Each research team will work to develop revolutionary new technological approaches to transform care and treatments in the NHS by the middle of the century. 

Over the next five years, engineers, psychologists, computing scientists and physicists from the University of Glasgow’s College of Science and Engineering will collaborate with primary and secondary care clinicians from the College of Medical, Veterinary and Life Sciences and statisticians at the University of Lancaster to explore how healthcare sensors can be integrated into the home of the future. 

The project also involves working closely with a network of large industrial partners, SMEs, charities and third sector organisations to deliver smart sensory systems for monitoring individual’s health and wellbeing.

Building on technology already in development by the researchers, the Healthcare QUEST initiative will find new ways to use quantum technologies to directly monitor health markers like blood flow, heart rate, movement and potentially even brain function in people’s own homes. The project will be supported by input from industry, clinicians, charities and patient groups.

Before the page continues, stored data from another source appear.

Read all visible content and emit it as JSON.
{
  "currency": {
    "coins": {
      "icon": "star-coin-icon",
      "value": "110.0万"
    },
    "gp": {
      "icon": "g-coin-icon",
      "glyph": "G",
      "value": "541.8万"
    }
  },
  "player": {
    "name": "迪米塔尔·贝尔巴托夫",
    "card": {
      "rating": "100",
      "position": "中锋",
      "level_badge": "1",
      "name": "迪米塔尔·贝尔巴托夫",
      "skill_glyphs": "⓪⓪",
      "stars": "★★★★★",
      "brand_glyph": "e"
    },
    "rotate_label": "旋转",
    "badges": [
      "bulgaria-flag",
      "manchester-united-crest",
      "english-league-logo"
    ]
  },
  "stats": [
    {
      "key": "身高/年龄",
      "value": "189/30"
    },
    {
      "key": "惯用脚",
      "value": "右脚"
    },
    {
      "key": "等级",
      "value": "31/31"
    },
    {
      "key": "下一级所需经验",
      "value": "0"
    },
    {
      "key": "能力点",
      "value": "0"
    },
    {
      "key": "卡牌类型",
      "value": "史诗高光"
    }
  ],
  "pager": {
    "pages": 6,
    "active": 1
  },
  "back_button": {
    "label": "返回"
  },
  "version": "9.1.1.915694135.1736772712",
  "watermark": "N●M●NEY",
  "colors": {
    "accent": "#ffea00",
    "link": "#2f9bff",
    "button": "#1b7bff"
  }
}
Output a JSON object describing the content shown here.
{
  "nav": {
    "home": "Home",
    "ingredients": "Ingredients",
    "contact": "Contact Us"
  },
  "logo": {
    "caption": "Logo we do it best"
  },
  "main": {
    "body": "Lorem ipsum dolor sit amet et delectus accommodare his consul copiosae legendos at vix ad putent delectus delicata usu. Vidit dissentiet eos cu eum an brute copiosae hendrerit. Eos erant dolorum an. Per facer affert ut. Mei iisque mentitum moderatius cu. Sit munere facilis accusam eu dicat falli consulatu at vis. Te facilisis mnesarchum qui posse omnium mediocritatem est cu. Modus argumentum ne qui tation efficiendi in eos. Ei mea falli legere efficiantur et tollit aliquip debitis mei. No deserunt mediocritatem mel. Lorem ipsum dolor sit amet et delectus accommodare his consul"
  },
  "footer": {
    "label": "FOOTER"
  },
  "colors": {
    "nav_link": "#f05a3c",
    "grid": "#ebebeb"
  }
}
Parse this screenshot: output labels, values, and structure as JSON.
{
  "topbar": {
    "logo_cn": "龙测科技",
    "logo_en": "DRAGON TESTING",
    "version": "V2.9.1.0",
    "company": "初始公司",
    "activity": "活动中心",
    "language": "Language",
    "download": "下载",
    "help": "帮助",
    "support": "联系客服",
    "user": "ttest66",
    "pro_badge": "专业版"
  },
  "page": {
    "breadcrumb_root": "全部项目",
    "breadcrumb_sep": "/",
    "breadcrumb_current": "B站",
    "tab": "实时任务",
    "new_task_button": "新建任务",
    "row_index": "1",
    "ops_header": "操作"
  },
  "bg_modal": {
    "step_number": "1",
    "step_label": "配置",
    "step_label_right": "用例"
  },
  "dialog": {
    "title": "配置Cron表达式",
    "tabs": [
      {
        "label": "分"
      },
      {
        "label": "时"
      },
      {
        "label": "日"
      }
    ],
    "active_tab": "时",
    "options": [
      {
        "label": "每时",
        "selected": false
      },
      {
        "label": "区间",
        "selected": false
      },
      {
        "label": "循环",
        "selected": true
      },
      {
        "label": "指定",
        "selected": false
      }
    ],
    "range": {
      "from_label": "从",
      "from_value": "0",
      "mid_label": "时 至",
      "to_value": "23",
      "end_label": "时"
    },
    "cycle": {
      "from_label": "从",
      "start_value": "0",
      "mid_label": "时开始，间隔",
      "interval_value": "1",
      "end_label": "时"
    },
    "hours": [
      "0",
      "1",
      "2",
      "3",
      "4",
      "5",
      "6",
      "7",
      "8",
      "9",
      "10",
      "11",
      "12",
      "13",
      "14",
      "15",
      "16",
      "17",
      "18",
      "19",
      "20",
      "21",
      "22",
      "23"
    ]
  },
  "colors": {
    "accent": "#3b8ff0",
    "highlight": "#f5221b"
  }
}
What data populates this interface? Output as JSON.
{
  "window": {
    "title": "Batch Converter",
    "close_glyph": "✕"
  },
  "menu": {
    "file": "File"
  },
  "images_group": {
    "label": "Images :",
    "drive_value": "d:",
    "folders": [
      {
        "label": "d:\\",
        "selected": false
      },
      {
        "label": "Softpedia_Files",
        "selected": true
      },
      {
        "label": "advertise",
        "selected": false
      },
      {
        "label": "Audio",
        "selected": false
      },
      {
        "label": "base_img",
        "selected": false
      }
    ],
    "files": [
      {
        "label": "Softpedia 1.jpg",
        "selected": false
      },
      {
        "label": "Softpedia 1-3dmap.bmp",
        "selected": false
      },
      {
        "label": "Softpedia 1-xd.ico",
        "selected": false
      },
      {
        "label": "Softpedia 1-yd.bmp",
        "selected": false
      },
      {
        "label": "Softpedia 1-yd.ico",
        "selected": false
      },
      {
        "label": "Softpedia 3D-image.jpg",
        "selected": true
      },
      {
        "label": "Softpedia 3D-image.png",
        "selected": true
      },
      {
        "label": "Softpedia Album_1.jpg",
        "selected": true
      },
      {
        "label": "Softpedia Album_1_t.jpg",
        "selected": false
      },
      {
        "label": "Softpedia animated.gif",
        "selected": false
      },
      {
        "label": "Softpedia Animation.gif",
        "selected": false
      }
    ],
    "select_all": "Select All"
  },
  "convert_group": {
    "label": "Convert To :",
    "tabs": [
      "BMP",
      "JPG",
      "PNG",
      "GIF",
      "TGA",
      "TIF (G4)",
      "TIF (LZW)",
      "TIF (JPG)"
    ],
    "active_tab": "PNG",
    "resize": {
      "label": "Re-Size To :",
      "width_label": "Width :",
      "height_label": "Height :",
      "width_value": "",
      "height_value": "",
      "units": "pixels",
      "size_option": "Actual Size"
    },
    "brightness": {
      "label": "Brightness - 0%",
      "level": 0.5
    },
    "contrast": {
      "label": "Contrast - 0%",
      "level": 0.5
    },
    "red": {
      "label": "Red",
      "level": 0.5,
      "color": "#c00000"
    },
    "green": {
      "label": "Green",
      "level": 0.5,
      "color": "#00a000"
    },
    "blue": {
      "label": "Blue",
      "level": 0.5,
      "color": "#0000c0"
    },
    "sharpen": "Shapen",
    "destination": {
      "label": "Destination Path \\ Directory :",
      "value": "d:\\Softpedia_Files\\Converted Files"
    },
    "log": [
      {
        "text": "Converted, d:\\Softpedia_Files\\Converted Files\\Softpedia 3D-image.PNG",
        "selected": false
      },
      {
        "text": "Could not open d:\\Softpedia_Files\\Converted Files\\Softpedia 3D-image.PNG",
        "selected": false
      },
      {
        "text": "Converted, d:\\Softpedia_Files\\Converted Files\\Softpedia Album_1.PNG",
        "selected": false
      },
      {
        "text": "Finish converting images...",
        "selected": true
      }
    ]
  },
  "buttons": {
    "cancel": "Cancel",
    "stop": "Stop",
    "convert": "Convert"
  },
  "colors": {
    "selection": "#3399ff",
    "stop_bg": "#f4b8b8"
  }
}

The feedback provided by the monitors will offer users a suite of bespoke intelligence about their wellbeing. Suggestions about lifestyle changes could help people avoid behaviours which could lead them to develop chronic disease, while others recovering from illness could have their progress monitored remotely by healthcare professionals.

In addition to researchers from the Universities of Glasgow and Lancaster, Healthcare QUEST will also benefit from the support of Aridhia, HAS Technology, Howz, IBM, Microsoft, Moodagent, Photon Force, Savii ARMED, and Sphere.